Honduras has been hit hardest, but Nicaragua and El Salvador also have been severely affected. This week, the government of Honduras declared a national food emergency in much of the country, saying thousands of small farmers have lost their crops for lack of rain. After a tour of the Honduran countryside this week, officials of the aid organization said that as many as 185,000 people there were at risk of malnutrition.
"The problem is now beginning to be hunger; in some places, people are eating only one meal a day," said Rosa Antolin, WFP's deputy regional director for Latin America, reached today by telephone in Managua, Nicaragua.
In Nicaragua, the government has reported losing more than half the staple food crop of maize this year. This loss, on top of a poor crop last year, has forced many families to cut back on meals, and in some cases abandon parched fields to move to urban areas. "Some farmers in the dry parts lost everything," Antolin said.
At the same time that much of Nicaragua is suffering from lack of rain, an area along the Mosquito Coast on the Caribbean Sea has been inundated with rain and floods in recent weeks. There, as many as 8,000 people -- mostly rural indigenous people in scattered villages -- suffered near-total crop loss, according to a WFP official who toured the area.

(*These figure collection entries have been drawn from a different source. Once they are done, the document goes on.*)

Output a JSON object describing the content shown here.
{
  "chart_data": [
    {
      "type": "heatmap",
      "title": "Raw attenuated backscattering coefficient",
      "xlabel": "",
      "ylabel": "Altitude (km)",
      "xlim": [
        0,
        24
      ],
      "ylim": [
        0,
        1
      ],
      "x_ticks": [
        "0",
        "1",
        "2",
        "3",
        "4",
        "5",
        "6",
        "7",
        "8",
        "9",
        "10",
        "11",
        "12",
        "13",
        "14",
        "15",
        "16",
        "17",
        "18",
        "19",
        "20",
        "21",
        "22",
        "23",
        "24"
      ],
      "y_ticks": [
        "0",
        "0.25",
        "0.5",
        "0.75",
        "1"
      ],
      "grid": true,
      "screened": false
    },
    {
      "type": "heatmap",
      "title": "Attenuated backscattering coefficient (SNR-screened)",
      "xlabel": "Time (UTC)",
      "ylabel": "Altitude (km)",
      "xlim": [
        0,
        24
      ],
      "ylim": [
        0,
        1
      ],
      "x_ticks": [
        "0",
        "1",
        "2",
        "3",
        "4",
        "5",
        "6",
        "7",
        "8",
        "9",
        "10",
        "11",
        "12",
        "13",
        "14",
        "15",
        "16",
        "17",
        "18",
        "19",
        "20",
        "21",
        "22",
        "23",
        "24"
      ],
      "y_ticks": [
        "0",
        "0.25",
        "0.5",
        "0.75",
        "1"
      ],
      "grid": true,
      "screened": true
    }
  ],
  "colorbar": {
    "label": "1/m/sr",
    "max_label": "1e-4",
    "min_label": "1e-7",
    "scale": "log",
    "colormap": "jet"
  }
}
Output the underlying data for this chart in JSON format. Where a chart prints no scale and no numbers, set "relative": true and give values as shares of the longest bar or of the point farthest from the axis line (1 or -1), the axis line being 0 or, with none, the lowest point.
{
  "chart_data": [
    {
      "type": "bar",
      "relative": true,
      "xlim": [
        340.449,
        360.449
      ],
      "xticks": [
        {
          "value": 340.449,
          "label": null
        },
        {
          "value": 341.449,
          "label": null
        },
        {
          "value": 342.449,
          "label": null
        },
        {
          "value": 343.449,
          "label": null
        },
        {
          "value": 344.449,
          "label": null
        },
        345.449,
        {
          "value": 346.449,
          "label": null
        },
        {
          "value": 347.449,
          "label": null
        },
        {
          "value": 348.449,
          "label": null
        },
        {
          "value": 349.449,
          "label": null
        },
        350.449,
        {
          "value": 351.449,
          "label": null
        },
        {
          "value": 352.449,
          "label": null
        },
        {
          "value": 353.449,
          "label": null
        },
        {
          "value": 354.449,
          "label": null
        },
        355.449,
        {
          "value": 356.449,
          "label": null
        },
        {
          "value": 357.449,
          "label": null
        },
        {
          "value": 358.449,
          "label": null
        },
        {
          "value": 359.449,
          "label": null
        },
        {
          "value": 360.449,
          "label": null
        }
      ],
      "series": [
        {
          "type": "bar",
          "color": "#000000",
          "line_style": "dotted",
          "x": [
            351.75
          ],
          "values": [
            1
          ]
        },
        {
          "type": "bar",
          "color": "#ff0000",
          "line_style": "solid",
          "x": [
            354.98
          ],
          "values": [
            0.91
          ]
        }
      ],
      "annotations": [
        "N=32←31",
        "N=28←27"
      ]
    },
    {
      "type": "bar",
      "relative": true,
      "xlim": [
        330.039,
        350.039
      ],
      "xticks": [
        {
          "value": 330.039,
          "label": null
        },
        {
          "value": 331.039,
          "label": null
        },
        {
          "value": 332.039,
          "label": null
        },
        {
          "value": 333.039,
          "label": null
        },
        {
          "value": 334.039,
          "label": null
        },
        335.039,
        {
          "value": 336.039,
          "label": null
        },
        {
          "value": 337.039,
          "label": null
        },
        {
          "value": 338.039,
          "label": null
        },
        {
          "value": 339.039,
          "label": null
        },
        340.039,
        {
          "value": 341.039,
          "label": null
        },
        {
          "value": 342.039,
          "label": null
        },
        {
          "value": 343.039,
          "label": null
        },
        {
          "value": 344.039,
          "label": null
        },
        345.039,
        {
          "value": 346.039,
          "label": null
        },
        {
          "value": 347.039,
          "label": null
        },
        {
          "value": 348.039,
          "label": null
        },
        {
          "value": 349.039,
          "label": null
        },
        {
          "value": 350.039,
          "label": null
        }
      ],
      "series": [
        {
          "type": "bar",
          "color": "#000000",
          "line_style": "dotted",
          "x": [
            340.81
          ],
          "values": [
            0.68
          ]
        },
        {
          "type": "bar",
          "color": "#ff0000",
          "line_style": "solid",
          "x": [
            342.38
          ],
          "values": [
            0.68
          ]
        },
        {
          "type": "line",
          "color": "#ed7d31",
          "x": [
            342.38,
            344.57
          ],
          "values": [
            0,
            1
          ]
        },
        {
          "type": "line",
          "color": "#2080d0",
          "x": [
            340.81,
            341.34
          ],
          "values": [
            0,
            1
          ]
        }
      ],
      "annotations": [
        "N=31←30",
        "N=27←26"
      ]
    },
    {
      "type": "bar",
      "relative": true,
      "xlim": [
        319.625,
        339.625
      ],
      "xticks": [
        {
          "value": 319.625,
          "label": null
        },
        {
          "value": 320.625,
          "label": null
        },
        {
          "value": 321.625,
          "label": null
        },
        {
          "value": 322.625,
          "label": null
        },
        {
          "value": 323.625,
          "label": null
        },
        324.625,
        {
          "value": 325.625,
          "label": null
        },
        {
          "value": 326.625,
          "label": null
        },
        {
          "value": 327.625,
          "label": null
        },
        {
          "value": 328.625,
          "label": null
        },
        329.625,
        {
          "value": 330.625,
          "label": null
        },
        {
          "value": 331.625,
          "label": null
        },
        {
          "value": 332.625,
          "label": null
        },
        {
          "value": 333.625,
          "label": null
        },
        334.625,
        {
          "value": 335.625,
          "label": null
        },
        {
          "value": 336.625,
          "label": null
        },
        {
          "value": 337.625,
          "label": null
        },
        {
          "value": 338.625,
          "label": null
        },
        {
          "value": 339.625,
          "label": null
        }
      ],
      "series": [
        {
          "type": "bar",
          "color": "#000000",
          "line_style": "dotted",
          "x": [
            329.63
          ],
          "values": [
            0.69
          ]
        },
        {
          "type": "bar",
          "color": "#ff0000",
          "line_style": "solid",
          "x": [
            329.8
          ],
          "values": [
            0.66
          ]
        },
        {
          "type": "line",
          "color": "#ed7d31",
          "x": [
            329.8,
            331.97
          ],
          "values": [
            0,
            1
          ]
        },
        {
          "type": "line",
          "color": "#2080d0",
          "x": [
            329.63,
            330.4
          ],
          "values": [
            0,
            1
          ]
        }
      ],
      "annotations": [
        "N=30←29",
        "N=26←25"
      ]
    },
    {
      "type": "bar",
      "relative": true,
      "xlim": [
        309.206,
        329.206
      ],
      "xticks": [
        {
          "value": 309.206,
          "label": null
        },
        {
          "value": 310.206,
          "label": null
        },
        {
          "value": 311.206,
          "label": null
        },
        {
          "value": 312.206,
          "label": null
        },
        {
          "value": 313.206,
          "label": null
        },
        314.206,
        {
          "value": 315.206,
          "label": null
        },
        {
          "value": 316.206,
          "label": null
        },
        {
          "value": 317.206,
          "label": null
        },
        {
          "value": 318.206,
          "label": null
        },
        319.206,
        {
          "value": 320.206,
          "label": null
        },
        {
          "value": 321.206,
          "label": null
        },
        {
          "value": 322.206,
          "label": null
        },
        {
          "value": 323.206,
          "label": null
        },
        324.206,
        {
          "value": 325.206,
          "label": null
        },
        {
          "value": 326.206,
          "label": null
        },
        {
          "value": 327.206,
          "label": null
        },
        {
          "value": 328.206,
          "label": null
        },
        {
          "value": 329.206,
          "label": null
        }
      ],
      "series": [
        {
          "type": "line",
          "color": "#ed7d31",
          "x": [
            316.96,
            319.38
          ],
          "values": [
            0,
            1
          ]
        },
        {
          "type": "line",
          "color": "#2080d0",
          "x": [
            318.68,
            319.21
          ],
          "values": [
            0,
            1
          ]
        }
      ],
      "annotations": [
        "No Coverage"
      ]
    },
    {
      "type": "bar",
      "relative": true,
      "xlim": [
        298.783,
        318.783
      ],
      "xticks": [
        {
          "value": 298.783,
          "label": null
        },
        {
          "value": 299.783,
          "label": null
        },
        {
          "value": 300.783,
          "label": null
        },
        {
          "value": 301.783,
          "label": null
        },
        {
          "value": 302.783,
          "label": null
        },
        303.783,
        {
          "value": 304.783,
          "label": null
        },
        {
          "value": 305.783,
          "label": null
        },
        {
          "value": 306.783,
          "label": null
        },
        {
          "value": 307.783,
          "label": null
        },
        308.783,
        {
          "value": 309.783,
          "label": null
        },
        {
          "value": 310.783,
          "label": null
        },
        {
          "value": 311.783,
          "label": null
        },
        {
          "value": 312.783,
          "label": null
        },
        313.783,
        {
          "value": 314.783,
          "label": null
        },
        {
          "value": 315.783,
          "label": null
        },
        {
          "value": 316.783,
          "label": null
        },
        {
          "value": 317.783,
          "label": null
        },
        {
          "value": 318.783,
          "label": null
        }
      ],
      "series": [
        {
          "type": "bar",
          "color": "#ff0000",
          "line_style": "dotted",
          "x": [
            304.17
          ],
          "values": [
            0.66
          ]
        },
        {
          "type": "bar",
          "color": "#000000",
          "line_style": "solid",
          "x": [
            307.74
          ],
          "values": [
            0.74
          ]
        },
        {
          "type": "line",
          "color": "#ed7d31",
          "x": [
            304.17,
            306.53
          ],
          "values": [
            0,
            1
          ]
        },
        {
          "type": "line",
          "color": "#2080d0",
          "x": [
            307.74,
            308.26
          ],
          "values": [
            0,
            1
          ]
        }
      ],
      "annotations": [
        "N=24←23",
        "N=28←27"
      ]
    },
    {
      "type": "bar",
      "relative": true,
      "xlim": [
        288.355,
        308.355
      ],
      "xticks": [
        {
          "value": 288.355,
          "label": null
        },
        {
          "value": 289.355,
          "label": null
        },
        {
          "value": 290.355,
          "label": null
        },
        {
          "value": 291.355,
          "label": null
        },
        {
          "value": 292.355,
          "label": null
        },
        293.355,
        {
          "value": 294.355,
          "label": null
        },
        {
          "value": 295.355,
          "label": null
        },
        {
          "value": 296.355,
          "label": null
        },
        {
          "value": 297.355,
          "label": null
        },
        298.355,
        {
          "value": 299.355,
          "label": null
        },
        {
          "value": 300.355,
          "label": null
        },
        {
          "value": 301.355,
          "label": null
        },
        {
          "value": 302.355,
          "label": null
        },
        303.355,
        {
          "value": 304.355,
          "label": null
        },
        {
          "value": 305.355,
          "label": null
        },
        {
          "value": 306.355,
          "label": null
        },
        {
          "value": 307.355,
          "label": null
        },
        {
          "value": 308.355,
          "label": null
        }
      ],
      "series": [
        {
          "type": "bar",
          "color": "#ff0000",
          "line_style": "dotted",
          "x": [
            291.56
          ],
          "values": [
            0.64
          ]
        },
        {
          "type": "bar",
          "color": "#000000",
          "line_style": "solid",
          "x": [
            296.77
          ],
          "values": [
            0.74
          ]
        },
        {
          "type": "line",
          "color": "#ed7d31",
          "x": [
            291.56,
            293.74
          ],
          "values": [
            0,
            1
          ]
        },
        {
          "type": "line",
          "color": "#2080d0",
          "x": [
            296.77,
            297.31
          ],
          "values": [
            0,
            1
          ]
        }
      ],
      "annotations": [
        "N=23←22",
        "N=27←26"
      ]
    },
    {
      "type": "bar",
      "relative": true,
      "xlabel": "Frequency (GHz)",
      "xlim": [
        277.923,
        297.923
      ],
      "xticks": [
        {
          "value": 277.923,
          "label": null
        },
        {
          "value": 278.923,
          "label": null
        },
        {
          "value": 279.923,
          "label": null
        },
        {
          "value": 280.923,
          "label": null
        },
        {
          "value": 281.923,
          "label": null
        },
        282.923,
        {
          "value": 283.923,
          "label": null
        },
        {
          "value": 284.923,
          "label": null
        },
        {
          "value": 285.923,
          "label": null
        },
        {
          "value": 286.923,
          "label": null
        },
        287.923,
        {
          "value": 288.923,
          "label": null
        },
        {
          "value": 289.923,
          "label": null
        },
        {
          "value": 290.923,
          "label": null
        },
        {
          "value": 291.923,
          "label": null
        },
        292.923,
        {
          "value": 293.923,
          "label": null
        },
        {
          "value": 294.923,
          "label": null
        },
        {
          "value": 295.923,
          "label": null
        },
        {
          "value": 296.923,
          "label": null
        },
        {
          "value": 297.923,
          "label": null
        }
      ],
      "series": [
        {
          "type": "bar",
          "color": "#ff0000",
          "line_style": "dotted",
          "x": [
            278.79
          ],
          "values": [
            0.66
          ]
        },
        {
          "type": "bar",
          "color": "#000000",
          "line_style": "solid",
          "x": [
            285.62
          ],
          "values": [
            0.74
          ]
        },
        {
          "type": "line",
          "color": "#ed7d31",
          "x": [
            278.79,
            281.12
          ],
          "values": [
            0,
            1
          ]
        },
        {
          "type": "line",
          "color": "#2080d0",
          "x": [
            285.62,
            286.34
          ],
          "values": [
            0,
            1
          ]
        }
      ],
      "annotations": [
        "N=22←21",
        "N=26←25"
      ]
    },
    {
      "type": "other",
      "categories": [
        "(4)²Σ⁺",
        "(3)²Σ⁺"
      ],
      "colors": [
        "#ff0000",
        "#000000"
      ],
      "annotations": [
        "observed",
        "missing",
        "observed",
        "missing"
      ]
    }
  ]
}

"These people, already living in abject poverty, are currently eating a fruit . . . [called ojon] which is normally fed to pigs and which provokes diarrhea and vomiting when consumed by humans," according to the WFP report issued this week.
In El Salvador, already devastated by two earthquakes this year, the lack of rain is affecting the eastern and northwestern parts, and the government is considering declaring a state of emergency in those areas. Several international aid groups, including some backed by the U.S. government, said they are discussing relief strategies for the region.